Cesarean delivery is a birth method that may be needed if complications make a vaginal birth risky for the mom or baby. It is a surgery that requires a large incision into the abdominal and uterine walls, and therefore carries the risk of complications for mom and baby. The mother and the doctor will weigh the risk and benefits of each type of birth to determine what is best for the individual situation but when possible, vaginal birth is often safer for both the mom and the baby. Certain factors may decrease the chance of needing a cesarean section.
Researchers reviewed previous studies to find if exercise during pregnancy could decrease the need of cesarean birth. The review, published in the American Journal of Obstetrics and Gynecology, found that structured exercise at least once per week was associated with lower risk of cesarean birth.
About the Study
The systematic review included 16 randomized trials that evaluated physical activity in 3,359 pregnant women. All women were pregnant with only one child. When comparing women who did strength or aerobic exercise at least once per week to those with no structured exercise, the review found that women who exercised had:
- 15% lower risk of cesarean delivery
- Decreased maternal weight gain (difference of about 2.5 lbs)

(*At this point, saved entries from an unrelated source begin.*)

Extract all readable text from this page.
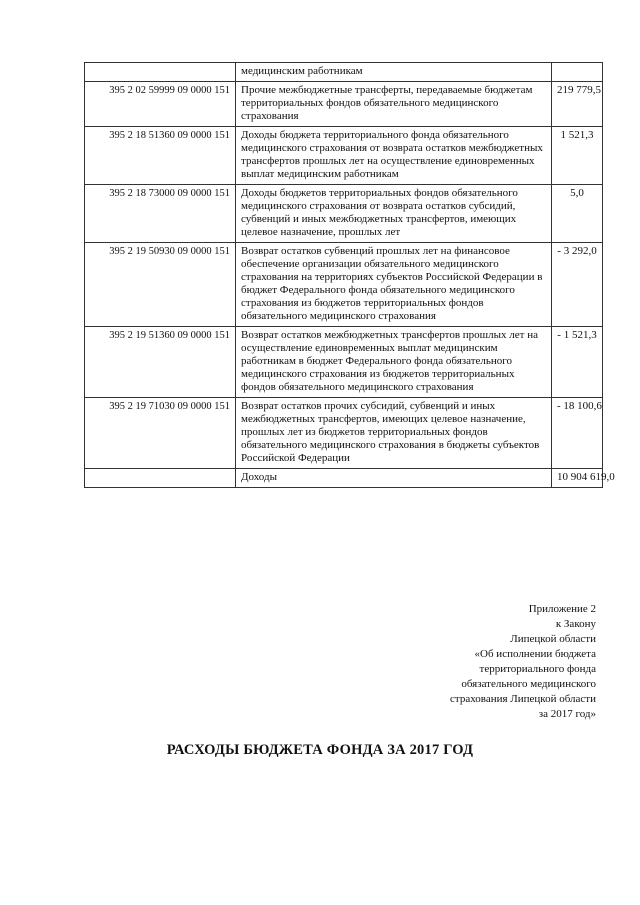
	медицинским работникам	
395 2 02 59999 09 0000 151	Прочие межбюджетные трансферты, передаваемые бюджетам территориальных фондов обязательного медицинского страхования	219 779,5
395 2 18 51360 09 0000 151	Доходы бюджета территориального фонда обязательного медицинского страхования от возврата остатков межбюджетных трансфертов прошлых лет на осуществление единовременных выплат медицинским работникам	1 521,3
395 2 18 73000 09 0000 151	Доходы бюджетов территориальных фондов обязательного медицинского страхования от возврата остатков субсидий, субвенций и иных межбюджетных трансфертов, имеющих целевое назначение, прошлых лет	5,0
395 2 19 50930 09 0000 151	Возврат остатков субвенций прошлых лет на финансовое обеспечение организации обязательного медицинского страхования на территориях субъектов Российской Федерации в бюджет Федерального фонда обязательного медицинского страхования из бюджетов территориальных фондов обязательного медицинского страхования	- 3 292,0
395 2 19 51360 09 0000 151	Возврат остатков межбюджетных трансфертов прошлых лет на осуществление единовременных выплат медицинским работникам в бюджет Федерального фонда обязательного медицинского страхования из бюджетов территориальных фондов обязательного медицинского страхования	- 1 521,3
395 2 19 71030 09 0000 151	Возврат остатков прочих субсидий, субвенций и иных межбюджетных трансфертов, имеющих целевое назначение, прошлых лет из бюджетов территориальных фондов обязательного медицинского страхования в бюджеты субъектов Российской Федерации	- 18 100,6
	Доходы	10 904 619,0
Приложение 2
к Закону
Липецкой области
«Об исполнении бюджета
территориального фонда
обязательного медицинского
страхования Липецкой области
за 2017 год»
РАСХОДЫ БЮДЖЕТА ФОНДА ЗА 2017 ГОД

There was no blinding in the trials.
How Does this Affect You?
A systematic review is considered a highly reliable form of research because it combines large pools of data. The higher the number of participants the more reliable the results are. However, the review is only as reliable as the studies that make it up. Randomized trials are a reliable form of research but there was no blinding in these trials. People may alter their behavior which may may decrease the affect of the exercise intervention.
Exercise during pregnancy has been shown to have a variety of benefits for both mom and the baby. Each pregnancy is unique. Work with your health care team to find what works best for you for a happy healthy pregnancy. Create a birth plan with your team to help address your preferences during birth.